Citation-class red drum (up to 50”) are being caught on the season-favorite Blabber Mouth cork and Z-Man setup while working these same bait balls and ledges along the shoals. Anglers fishing at night with hand-tied Lupton rigs and fresh mullet are also landing fish moving their way along the same ledges.
Striped bass are around, with fish hitting topwater plugs and soft plastics worked along the shoreline and its structure.
Richie, of East Side Bait and Tackle, reports that speckled trout fishing has been good in lower sections of the Pamlico. Anglers are landing fish using most classic methods, from soft plastics under corks to Carolina-rigged live baits. Topwater plugs are getting action early, and cooler days ahead should see the bite pick up.
A few stripers and puppy drum are mixed in along these same shorelines. They’re hitting similar baits.
Trophy red drum fishing is still happening downriver, and with so much bait in the area, anglers anticipate some fish sticking around a bit longer before pushing out.
Mitchell, of FishIBX, reports that citation red drum are being caught in the lower areas of the Pamlico and out into the sound, though these fish are in transition as they begin their push offshore.

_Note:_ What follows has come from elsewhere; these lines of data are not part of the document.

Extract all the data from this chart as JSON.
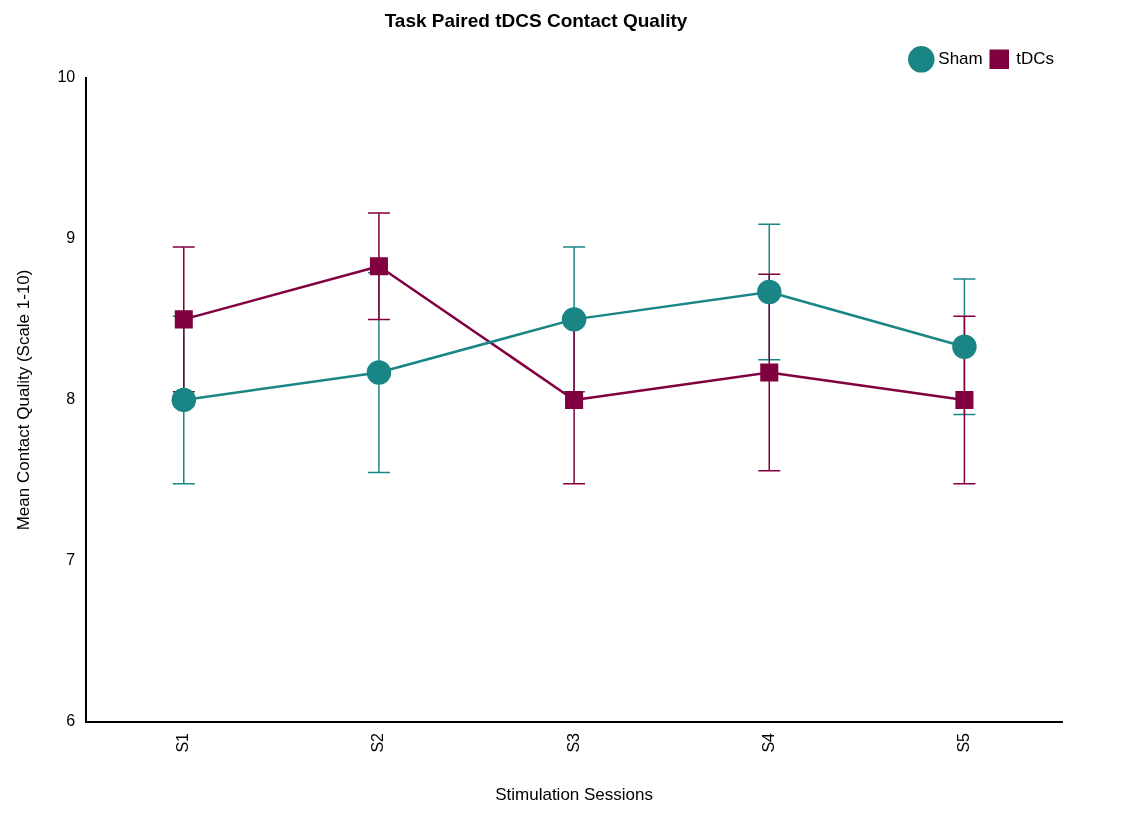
{
  "chart_data": {
    "type": "line",
    "title": "Task Paired tDCS Contact Quality",
    "xlabel": "Stimulation Sessions",
    "ylabel": "Mean Contact Quality (Scale 1-10)",
    "categories": [
      "S1",
      "S2",
      "S3",
      "S4",
      "S5"
    ],
    "series": [
      {
        "name": "Sham",
        "color": "#1a8585",
        "marker": "circle",
        "values": [
          8.0,
          8.17,
          8.5,
          8.67,
          8.33
        ],
        "errors": [
          0.52,
          0.62,
          0.45,
          0.42,
          0.42
        ]
      },
      {
        "name": "tDCs",
        "color": "#800040",
        "marker": "square",
        "values": [
          8.5,
          8.83,
          8.0,
          8.17,
          8.0
        ],
        "errors": [
          0.45,
          0.33,
          0.52,
          0.61,
          0.52
        ]
      }
    ],
    "ylim": [
      6,
      10
    ],
    "yticks": [
      6,
      7,
      8,
      9,
      10
    ],
    "grid": false,
    "legend": "top right",
    "line_style": "solid"
  }
}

Speckled trout fishing is getting closer to moving to its prime (from now into November). In the next couple weeks, anglers should begin to see a mass migration of the fish as they head north, south, east, and west. Some will be following bait balls, and some fish will be seeking water quality. Anglers are currently seeing the fish school up along river banks and creek mouths. Yee Ha and similar soft plastics on jig heads or under corks work well, and as the water cools, a strong topwater bite should begin to show with consistency.